I need a Guid property in some attribute class like this:
public class SomeAttribute : Attribute { private Guid foreignIdentificator; public Guid ForeignIdentificator { get { return this.foreignIdentificator; } set { this.foreignIdentificator = value; } } }
But in attribute definition I can use only primitive types, which are constants ( I understand why, and it’s make me sense ). The workaround can be definition ‘ForeignIdentificator’ as string, and creating Guid in runtime:
public class SomeAttribute : Attribute { private string foreignIdentificator; public string ForeignIdentificator { get { return this.foreignIdentificator; } set { this.foreignIdentificator = value; } } public Guid ForeignIdentificatorGuid { get { return new Guid( ForeignIdentificator ); } } }
Unahppily I loose check for type safety. The ‘ForeignIdentificator’ property can contains any string value and during creating Guid will be thrown exception at runtime, not at compile time.
I know the compiler checks string value for ‘System.Runtime.InteropServices.GuidAttribute’ for ‘Guid compatibility’. This check is exactly what I need, but I don’t know if this check i hardcoded in compiler or can me explicitly defined ( and how ).
Do you know some way, how to secure ‘Guid compatibilty’ check for attributes? Or some another way, how to reach type safe Guid definition in attributes? Thanks.
I have run into your exact problem in the past.
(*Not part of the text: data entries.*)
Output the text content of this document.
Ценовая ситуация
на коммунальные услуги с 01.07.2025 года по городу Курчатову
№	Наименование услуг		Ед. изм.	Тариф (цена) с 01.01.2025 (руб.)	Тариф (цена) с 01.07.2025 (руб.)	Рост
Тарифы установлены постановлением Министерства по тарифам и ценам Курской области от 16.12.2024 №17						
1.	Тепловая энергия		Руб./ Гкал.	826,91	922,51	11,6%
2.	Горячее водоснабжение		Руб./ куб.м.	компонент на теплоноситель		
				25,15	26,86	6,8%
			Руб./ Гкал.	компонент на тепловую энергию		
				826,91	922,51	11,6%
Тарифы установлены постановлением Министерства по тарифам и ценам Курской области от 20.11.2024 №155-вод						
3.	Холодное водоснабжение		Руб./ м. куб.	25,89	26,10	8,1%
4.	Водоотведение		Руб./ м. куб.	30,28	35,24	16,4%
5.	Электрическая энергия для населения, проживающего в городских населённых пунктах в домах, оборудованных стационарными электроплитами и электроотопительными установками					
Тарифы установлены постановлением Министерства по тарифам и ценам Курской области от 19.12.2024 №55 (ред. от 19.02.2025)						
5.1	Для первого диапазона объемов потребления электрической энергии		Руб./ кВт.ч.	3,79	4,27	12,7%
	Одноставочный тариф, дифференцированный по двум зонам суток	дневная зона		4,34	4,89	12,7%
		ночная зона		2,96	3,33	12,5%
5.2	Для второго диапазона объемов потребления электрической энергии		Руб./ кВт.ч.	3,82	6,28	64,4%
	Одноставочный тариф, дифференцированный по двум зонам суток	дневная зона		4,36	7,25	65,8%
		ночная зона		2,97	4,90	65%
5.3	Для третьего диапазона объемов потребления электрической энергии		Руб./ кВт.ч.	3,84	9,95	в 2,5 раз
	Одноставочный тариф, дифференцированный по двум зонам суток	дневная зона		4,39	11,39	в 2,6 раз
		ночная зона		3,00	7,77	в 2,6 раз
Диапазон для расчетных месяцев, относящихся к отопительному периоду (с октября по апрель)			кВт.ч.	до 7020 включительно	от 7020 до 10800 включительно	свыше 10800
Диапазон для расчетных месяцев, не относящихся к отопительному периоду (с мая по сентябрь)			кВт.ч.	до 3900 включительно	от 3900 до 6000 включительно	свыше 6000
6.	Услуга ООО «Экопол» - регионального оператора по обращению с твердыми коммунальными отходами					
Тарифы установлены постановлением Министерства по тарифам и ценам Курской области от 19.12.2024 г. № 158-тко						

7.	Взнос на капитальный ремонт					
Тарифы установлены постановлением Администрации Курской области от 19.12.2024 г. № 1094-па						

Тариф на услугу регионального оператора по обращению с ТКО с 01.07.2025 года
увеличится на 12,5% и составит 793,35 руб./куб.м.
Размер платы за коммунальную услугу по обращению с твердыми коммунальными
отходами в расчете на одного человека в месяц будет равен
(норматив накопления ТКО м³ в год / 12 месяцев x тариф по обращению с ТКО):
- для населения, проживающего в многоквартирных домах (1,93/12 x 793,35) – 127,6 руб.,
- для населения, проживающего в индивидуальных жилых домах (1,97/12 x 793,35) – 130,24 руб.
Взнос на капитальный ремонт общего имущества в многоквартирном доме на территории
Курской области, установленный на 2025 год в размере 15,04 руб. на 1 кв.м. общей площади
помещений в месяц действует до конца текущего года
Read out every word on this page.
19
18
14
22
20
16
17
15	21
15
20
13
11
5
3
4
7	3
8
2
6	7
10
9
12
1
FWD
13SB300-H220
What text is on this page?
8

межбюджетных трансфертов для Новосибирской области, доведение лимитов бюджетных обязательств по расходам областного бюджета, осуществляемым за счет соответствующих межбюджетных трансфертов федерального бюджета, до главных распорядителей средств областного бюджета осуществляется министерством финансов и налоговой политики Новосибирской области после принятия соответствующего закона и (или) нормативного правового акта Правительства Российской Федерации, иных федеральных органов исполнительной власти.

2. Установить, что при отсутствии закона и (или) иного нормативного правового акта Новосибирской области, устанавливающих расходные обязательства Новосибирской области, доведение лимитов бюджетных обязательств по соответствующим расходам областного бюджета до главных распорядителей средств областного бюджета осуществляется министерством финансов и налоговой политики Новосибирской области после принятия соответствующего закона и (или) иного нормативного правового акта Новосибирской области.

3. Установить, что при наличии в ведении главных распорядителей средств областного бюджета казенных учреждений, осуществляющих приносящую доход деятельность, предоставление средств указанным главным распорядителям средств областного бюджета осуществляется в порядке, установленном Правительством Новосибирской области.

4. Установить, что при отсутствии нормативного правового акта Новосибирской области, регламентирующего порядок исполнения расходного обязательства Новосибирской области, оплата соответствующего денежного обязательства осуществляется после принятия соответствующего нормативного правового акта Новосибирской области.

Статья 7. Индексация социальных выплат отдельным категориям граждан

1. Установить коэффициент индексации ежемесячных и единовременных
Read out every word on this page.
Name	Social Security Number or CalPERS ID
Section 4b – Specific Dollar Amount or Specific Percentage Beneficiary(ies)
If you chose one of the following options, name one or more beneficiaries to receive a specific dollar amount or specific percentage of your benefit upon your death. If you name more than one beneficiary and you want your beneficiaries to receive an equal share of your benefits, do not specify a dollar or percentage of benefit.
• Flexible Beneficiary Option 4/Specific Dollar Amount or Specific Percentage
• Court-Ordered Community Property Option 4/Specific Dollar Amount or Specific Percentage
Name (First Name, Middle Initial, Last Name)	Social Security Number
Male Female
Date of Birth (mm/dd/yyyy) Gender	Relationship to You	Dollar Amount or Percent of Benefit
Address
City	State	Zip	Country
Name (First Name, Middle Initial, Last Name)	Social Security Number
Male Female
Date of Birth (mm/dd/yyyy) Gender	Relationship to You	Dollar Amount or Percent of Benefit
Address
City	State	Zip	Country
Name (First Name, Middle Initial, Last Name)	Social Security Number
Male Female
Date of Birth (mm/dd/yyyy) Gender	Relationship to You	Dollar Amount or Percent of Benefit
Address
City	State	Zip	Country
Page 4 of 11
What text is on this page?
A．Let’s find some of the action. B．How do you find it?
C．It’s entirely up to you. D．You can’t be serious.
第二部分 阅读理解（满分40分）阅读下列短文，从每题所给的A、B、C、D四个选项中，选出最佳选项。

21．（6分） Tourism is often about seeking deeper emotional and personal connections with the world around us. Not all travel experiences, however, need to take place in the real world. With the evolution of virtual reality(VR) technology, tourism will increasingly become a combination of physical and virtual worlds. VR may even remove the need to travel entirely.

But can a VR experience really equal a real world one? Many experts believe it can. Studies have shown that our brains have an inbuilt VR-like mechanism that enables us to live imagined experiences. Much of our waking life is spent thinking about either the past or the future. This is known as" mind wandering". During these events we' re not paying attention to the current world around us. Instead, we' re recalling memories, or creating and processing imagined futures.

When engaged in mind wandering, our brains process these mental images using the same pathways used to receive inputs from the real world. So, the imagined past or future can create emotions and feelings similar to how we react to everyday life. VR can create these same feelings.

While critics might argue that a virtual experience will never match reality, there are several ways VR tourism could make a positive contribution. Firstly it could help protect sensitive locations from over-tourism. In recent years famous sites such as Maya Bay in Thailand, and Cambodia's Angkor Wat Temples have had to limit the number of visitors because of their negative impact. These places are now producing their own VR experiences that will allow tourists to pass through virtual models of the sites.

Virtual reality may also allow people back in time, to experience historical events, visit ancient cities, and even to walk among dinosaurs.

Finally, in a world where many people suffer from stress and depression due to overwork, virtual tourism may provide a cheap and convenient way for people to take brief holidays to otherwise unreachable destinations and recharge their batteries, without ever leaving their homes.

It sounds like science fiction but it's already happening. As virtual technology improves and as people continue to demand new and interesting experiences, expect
We simply required them to pass in the GUID as a string… the default way that the VS GUID generator tool gives it to us (*F9168C5E-CEB2-4faa-B6BF-329BF39FA1E4). We essentially did what you did. We use it in a plug-in architecture, so our customers have been the ones to use the interface. If you look at what Microsoft does when they need to do the same thing, they do that.
It hasn’t been a problem to do it this way. Not once, have we seen this as an issue from the field.
You might want to name that string field GUID, though, as to not confuse your consumers. Add some documentation in case they don’t know what format it needs to be in.
I had the same reaction when I looked at this… but then I just moved on, as it seems there is no type-safe solution.